"Run away, gape or help?" What goes through our heads in accidents

There she lay, unable to breathe, and gasping so that I was terrified. My first thought: "Does it stand out when I leave?". My second: "You can not bring that". So I ran to the woman and asked what was going on, if I could help. Relieved, the young man, who had stood beside her helplessly, stuttered as to whether he should get a doctor. "Yes, please, very fast," I said. And that was my main concern? but not only ? about the life of the heavily breathing woman. I knew how happy I would be when someone finally came and knew exactly what to do.

TV doctors are not so stupid

As long as nobody came, I did something that was highly silly but effective. I imitated lifesavers from movies, held the woman's hand, told her that help would come straightaway. When she threatened to faint, I said so determinedly, "Keep your eyes open" and "Wake Up!" That she did not dare to step away. If I'm not mistaken, I'd seen it in "Die Hard," "Gray's Anatomy," or some other off-balance format. I could not think of anything better, But she calmed down a bit until the doctor came to help her quickly. She had an allergic shock and later told me that it was good to pretend that I had everything under control. Fortunately, she was fit again the next day.
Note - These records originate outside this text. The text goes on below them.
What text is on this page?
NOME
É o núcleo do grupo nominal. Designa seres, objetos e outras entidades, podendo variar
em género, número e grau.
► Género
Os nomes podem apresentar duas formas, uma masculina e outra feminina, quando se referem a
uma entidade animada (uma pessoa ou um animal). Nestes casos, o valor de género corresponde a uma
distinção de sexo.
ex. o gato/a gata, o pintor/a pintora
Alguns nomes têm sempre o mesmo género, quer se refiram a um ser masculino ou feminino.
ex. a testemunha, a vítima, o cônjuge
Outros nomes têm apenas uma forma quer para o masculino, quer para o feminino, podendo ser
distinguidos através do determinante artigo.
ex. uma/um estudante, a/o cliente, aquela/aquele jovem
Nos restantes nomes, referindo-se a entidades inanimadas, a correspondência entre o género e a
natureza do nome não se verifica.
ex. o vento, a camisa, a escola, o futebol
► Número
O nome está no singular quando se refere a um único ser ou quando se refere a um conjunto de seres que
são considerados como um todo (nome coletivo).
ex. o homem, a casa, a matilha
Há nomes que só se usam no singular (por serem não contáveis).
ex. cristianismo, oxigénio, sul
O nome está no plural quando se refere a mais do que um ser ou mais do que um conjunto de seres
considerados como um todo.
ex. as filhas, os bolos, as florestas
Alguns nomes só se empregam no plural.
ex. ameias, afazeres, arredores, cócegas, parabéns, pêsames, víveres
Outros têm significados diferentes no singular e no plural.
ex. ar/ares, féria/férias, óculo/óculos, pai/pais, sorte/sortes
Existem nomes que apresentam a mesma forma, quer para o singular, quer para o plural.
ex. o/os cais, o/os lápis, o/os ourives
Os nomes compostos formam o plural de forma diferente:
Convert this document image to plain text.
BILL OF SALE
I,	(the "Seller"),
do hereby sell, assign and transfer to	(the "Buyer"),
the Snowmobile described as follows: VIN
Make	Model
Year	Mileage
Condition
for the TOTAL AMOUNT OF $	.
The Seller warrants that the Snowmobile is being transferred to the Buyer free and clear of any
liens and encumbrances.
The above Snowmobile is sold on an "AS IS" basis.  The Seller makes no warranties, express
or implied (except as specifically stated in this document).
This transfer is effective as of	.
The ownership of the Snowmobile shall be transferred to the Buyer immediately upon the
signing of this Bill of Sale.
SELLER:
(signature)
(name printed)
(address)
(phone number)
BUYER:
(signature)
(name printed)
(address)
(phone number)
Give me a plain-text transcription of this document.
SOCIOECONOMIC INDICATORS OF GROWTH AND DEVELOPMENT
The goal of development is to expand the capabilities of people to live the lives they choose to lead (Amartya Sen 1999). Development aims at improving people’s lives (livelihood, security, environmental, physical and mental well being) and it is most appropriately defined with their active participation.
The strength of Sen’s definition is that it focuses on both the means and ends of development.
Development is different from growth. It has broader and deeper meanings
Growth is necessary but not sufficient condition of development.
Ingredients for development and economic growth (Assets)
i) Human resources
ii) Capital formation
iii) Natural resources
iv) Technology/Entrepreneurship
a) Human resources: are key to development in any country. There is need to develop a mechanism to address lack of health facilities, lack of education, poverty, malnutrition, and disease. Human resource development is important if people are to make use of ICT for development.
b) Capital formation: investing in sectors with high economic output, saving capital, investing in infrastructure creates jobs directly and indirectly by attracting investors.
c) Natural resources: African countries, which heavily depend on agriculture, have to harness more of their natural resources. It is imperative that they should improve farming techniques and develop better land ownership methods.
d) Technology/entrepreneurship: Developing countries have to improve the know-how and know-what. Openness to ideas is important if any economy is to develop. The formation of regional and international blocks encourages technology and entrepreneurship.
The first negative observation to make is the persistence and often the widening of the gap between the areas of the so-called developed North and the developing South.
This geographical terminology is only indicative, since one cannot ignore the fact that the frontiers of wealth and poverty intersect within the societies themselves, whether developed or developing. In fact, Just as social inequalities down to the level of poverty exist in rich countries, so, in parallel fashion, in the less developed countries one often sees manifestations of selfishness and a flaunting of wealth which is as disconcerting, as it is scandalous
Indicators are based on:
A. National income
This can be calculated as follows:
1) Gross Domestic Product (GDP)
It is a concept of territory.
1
First aid skills you have to refresh

I, on the other hand, started shaking days later and became thoughtful as I remembered the situation.What would I have done if she really had suffered a cardiac arrest? What if it had not been a nice, young, clean-looking woman, but an unkempt, unhealthy-looking man? Maybe still full of vomit or blood? I dont know. But I wanted to know what I could do next time I got into such a situation. At first, I thought about refreshing my first aid skills on a course. My new hero-me became more reserved when I saw that it would only work with at least a full Saturday. Also, I had not until three years ago, when my first child was born, a refresher course made. Theoretically, I knew what to do. It was not the ignorance that had unsettled me, but my fear.

Prefer to do better than leave

I called a fellow accident surgeon first and told him how scared I was. Then I asked him if I could do a lot wrong with the heart massage."Doing something is always better than doing nothing, and we all have respect, including doctors.", It would be important only to make sure that it gets going again in case of cardiac arrest. But how do I do that right again? "You kneel next to the patient, clasping your hands and pressing with straight arms and straight back to the middle of the chest about five to six inches deep, one to two compressions per second is the rule." Can I really do not break anything, I'll ask a friendly nurse later. "A few broken ribs are always better than dead," she answered. By the way, breathing is good, but it does not have to be. Anyone who dares hold the affected person's nose and breathes lightly from his mouth into his mouth.

If nothing works, just be there

And who can not do that is only a human being. Choosing the 112, holding hands, looking for the body and telling the person concerned that help will come soon: That's what you usually get. Even if you are nervous and have no idea at all. At least that helps a bit. I know that from my own experience.